Note that there is not, as of yet, any masked attention implementation here!
Making this version of the Transformer work in practice would require at least that.

### Putting it together

Now we can put the encoder and decoder together:

In [13]:
class Transformer(nn.Module):
    def __init__(
        self, 
        num_encoder_layers: int = 6,
        num_decoder_layers: int = 6,
        dim_model: int = 512, 
        num_heads: int = 6, 
        dim_feedforward: int = 2048, 
        dropout: float = 0.1, 
        activation: nn.Module = nn.ReLU(),
    ):
        super().__init__()
        self.encoder = TransformerEncoder(
            num_layers=num_encoder_layers,
            dim_model=dim_model,
            num_heads=num_heads,
            dim_feedforward=dim_feedforward,
            dropout=dropout,
        )
        self.decoder = TransformerDecoder(
            num_layers=num_decoder_layers,
            dim_model=dim_model,
            num_heads=num_heads,
            dim_feedforward=dim_feedforward,
            dropout=dropout,
        )

    def forward(self, src: Tensor, tgt: Tensor) -> Tensor:
        return self.decoder(tgt, self.encoder(src))

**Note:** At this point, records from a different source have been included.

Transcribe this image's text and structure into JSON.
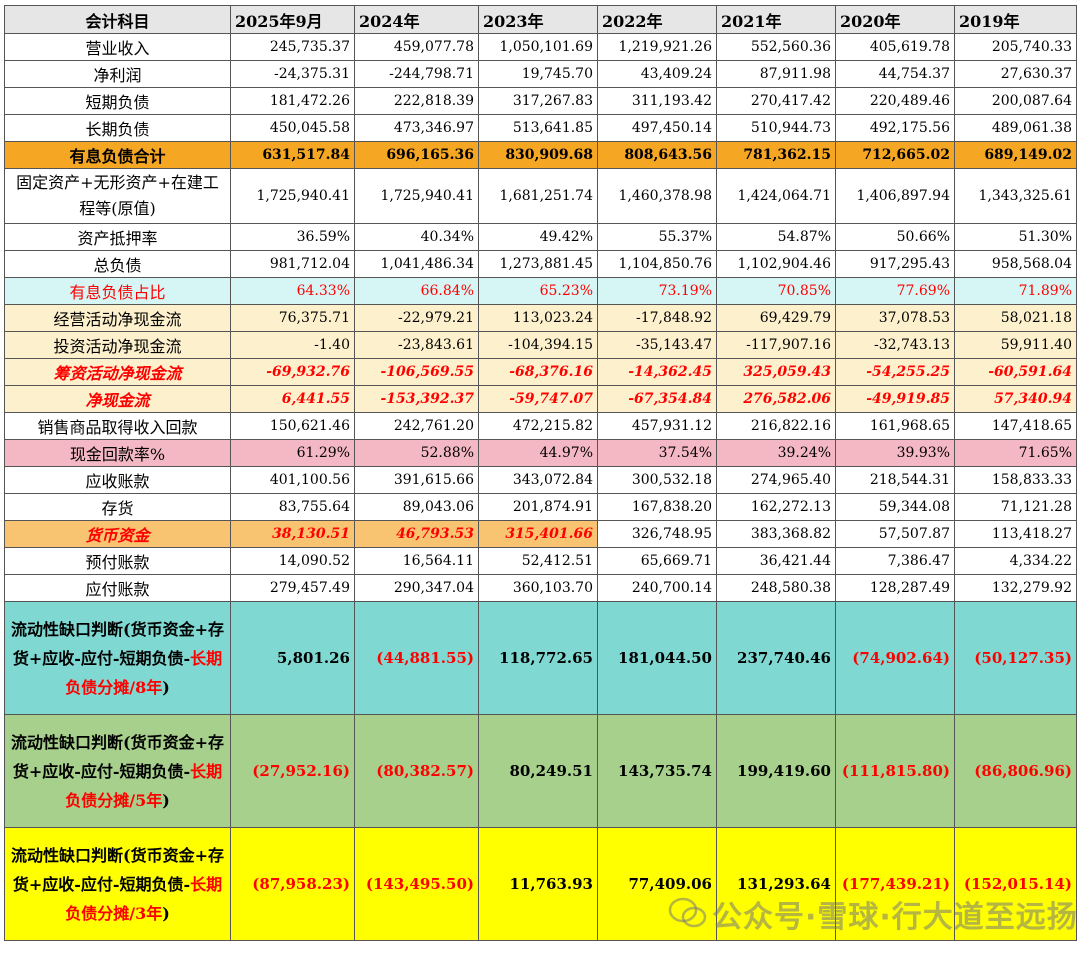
{
  "header": {
    "label": "会计科目",
    "years": [
      "2025年9月",
      "2024年",
      "2023年",
      "2022年",
      "2021年",
      "2020年",
      "2019年"
    ]
  },
  "rows": {
    "revenue": {
      "label": "营业收入",
      "values": [
        "245,735.37",
        "459,077.78",
        "1,050,101.69",
        "1,219,921.26",
        "552,560.36",
        "405,619.78",
        "205,740.33"
      ]
    },
    "net_profit": {
      "label": "净利润",
      "values": [
        "-24,375.31",
        "-244,798.71",
        "19,745.70",
        "43,409.24",
        "87,911.98",
        "44,754.37",
        "27,630.37"
      ]
    },
    "short_debt": {
      "label": "短期负债",
      "values": [
        "181,472.26",
        "222,818.39",
        "317,267.83",
        "311,193.42",
        "270,417.42",
        "220,489.46",
        "200,087.64"
      ]
    },
    "long_debt": {
      "label": "长期负债",
      "values": [
        "450,045.58",
        "473,346.97",
        "513,641.85",
        "497,450.14",
        "510,944.73",
        "492,175.56",
        "489,061.38"
      ]
    },
    "interest_debt": {
      "label": "有息负债合计",
      "values": [
        "631,517.84",
        "696,165.36",
        "830,909.68",
        "808,643.56",
        "781,362.15",
        "712,665.02",
        "689,149.02"
      ]
    },
    "fixed_assets": {
      "label": "固定资产+无形资产+在建工程等(原值)",
      "values": [
        "1,725,940.41",
        "1,725,940.41",
        "1,681,251.74",
        "1,460,378.98",
        "1,424,064.71",
        "1,406,897.94",
        "1,343,325.61"
      ]
    },
    "mortgage_rate": {
      "label": "资产抵押率",
      "values": [
        "36.59%",
        "40.34%",
        "49.42%",
        "55.37%",
        "54.87%",
        "50.66%",
        "51.30%"
      ]
    },
    "total_debt": {
      "label": "总负债",
      "values": [
        "981,712.04",
        "1,041,486.34",
        "1,273,881.45",
        "1,104,850.76",
        "1,102,904.46",
        "917,295.43",
        "958,568.04"
      ]
    },
    "interest_ratio": {
      "label": "有息负债占比",
      "values": [
        "64.33%",
        "66.84%",
        "65.23%",
        "73.19%",
        "70.85%",
        "77.69%",
        "71.89%"
      ]
    },
    "op_cash": {
      "label": "经营活动净现金流",
      "values": [
        "76,375.71",
        "-22,979.21",
        "113,023.24",
        "-17,848.92",
        "69,429.79",
        "37,078.53",
        "58,021.18"
      ]
    },
    "inv_cash": {
      "label": "投资活动净现金流",
      "values": [
        "-1.40",
        "-23,843.61",
        "-104,394.15",
        "-35,143.47",
        "-117,907.16",
        "-32,743.13",
        "59,911.40"
      ]
    },
    "fin_cash": {
      "label": "筹资活动净现金流",
      "values": [
        "-69,932.76",
        "-106,569.55",
        "-68,376.16",
        "-14,362.45",
        "325,059.43",
        "-54,255.25",
        "-60,591.64"
      ]
    },
    "net_cash": {
      "label": "净现金流",
      "values": [
        "6,441.55",
        "-153,392.37",
        "-59,747.07",
        "-67,354.84",
        "276,582.06",
        "-49,919.85",
        "57,340.94"
      ]
    },
    "sales_cash": {
      "label": "销售商品取得收入回款",
      "values": [
        "150,621.46",
        "242,761.20",
        "472,215.82",
        "457,931.12",
        "216,822.16",
        "161,968.65",
        "147,418.65"
      ]
    },
    "cash_rate": {
      "label": "现金回款率%",
      "values": [
        "61.29%",
        "52.88%",
        "44.97%",
        "37.54%",
        "39.24%",
        "39.93%",
        "71.65%"
      ]
    },
    "receivables": {
      "label": "应收账款",
      "values": [
        "401,100.56",
        "391,615.66",
        "343,072.84",
        "300,532.18",
        "274,965.40",
        "218,544.31",
        "158,833.33"
      ]
    },
    "inventory": {
      "label": "存货",
      "values": [
        "83,755.64",
        "89,043.06",
        "201,874.91",
        "167,838.20",
        "162,272.13",
        "59,344.08",
        "71,121.28"
      ]
    },
    "cash": {
      "label": "货币资金",
      "values": [
        "38,130.51",
        "46,793.53",
        "315,401.66",
        "326,748.95",
        "383,368.82",
        "57,507.87",
        "113,418.27"
      ]
    },
    "prepaid": {
      "label": "预付账款",
      "values": [
        "14,090.52",
        "16,564.11",
        "52,412.51",
        "65,669.71",
        "36,421.44",
        "7,386.47",
        "4,334.22"
      ]
    },
    "payables": {
      "label": "应付账款",
      "values": [
        "279,457.49",
        "290,347.04",
        "360,103.70",
        "240,700.14",
        "248,580.38",
        "128,287.49",
        "132,279.92"
      ]
    },
    "gap8": {
      "label_a": "流动性缺口判断(货币资金+存货+应收-应付-短期负债-",
      "label_b": "长期负债分摊/8年",
      "label_c": ")",
      "values": [
        "5,801.26",
        "(44,881.55)",
        "118,772.65",
        "181,044.50",
        "237,740.46",
        "(74,902.64)",
        "(50,127.35)"
      ]
    },
    "gap5": {
      "label_a": "流动性缺口判断(货币资金+存货+应收-应付-短期负债-",
      "label_b": "长期负债分摊/5年",
      "label_c": ")",
      "values": [
        "(27,952.16)",
        "(80,382.57)",
        "80,249.51",
        "143,735.74",
        "199,419.60",
        "(111,815.80)",
        "(86,806.96)"
      ]
    },
    "gap3": {
      "label_a": "流动性缺口判断(货币资金+存货+应收-应付-短期负债-",
      "label_b": "长期负债分摊/3年",
      "label_c": ")",
      "values": [
        "(87,958.23)",
        "(143,495.50)",
        "11,763.93",
        "77,409.06",
        "131,293.64",
        "(177,439.21)",
        "(152,015.14)"
      ]
    }
  },
  "watermark": {
    "text": "公众号·雪球·行大道至远扬"
  }
}
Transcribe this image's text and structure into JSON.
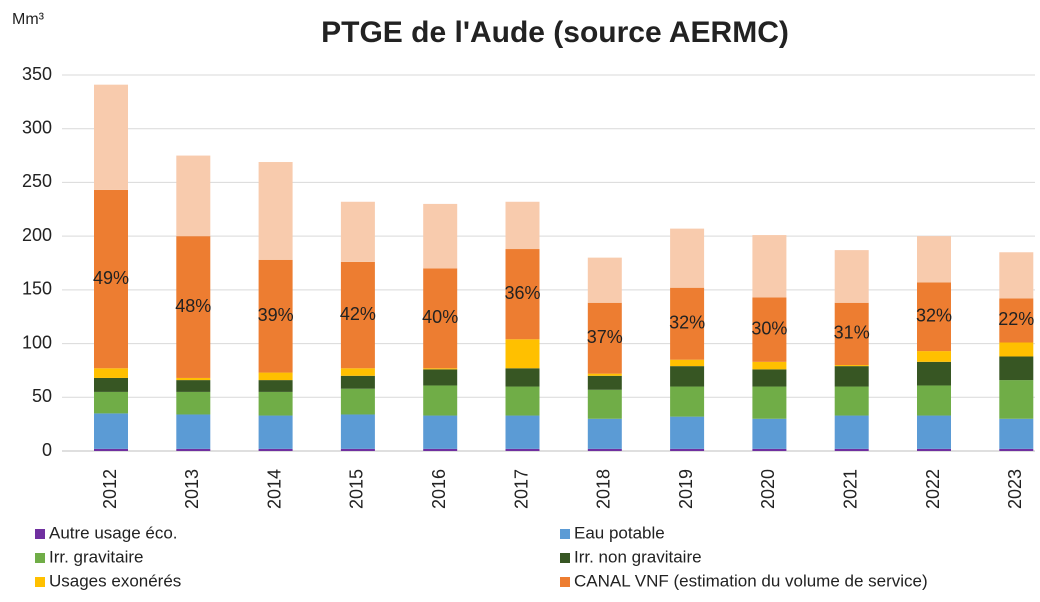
{
  "chart_data": {
    "type": "stacked_bar",
    "title": "PTGE de l'Aude (source AERMC)",
    "y_label": "Mm³",
    "categories": [
      "2012",
      "2013",
      "2014",
      "2015",
      "2016",
      "2017",
      "2018",
      "2019",
      "2020",
      "2021",
      "2022",
      "2023"
    ],
    "series": [
      {
        "name": "Autre usage éco.",
        "color": "#7030a0",
        "values": [
          2,
          2,
          2,
          2,
          2,
          2,
          2,
          2,
          2,
          2,
          2,
          2
        ]
      },
      {
        "name": "Eau potable",
        "color": "#5b9bd5",
        "values": [
          33,
          32,
          31,
          32,
          31,
          31,
          28,
          30,
          28,
          31,
          31,
          28
        ]
      },
      {
        "name": "Irr. gravitaire",
        "color": "#70ad47",
        "values": [
          20,
          21,
          22,
          24,
          28,
          27,
          27,
          28,
          30,
          27,
          28,
          36
        ]
      },
      {
        "name": "Irr. non gravitaire",
        "color": "#375623",
        "values": [
          13,
          11,
          11,
          12,
          15,
          17,
          13,
          19,
          16,
          19,
          22,
          22
        ]
      },
      {
        "name": "Usages exonérés",
        "color": "#ffc000",
        "values": [
          9,
          2,
          7,
          7,
          1,
          27,
          2,
          6,
          7,
          1,
          10,
          13
        ]
      },
      {
        "name": "CANAL VNF (estimation du volume de service)",
        "color": "#ed7d31",
        "values": [
          166,
          132,
          105,
          99,
          93,
          84,
          66,
          67,
          60,
          58,
          64,
          41
        ]
      },
      {
        "color": "#f8cbad",
        "values": [
          98,
          75,
          91,
          56,
          60,
          44,
          42,
          55,
          58,
          49,
          43,
          43
        ]
      }
    ],
    "annotations": [
      "49%",
      "48%",
      "39%",
      "42%",
      "40%",
      "36%",
      "37%",
      "32%",
      "30%",
      "31%",
      "32%",
      "22%"
    ],
    "ylim": [
      0,
      350
    ],
    "yticks": [
      0,
      50,
      100,
      150,
      200,
      250,
      300,
      350
    ],
    "grid": true
  }
}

Let’s create a simple test, as a sanity check for our implementation. We can construct random tensors for the input and target sequences, check that our model executes without errors, and confirm that the output tensor has the correct shape:

In [14]:
src = torch.rand(64, 32, 512)
tgt = torch.rand(64, 16, 512)
out = Transformer()(src, tgt)
print(out.shape)
# torch.Size([64, 16, 512])

torch.Size([64, 16, 512])


You could try implementing masked attention and training this Transformer model on a
sequence-to-sequence problem. However, to understand masking, you might first find
the [PyTorch Transformer tutorial](https://pytorch.org/tutorials/beginner/transformer_tutorial.html)
useful. Note that this model is only a Transformer encoder for language modeling, but it uses
masking in the encoder's self attention module.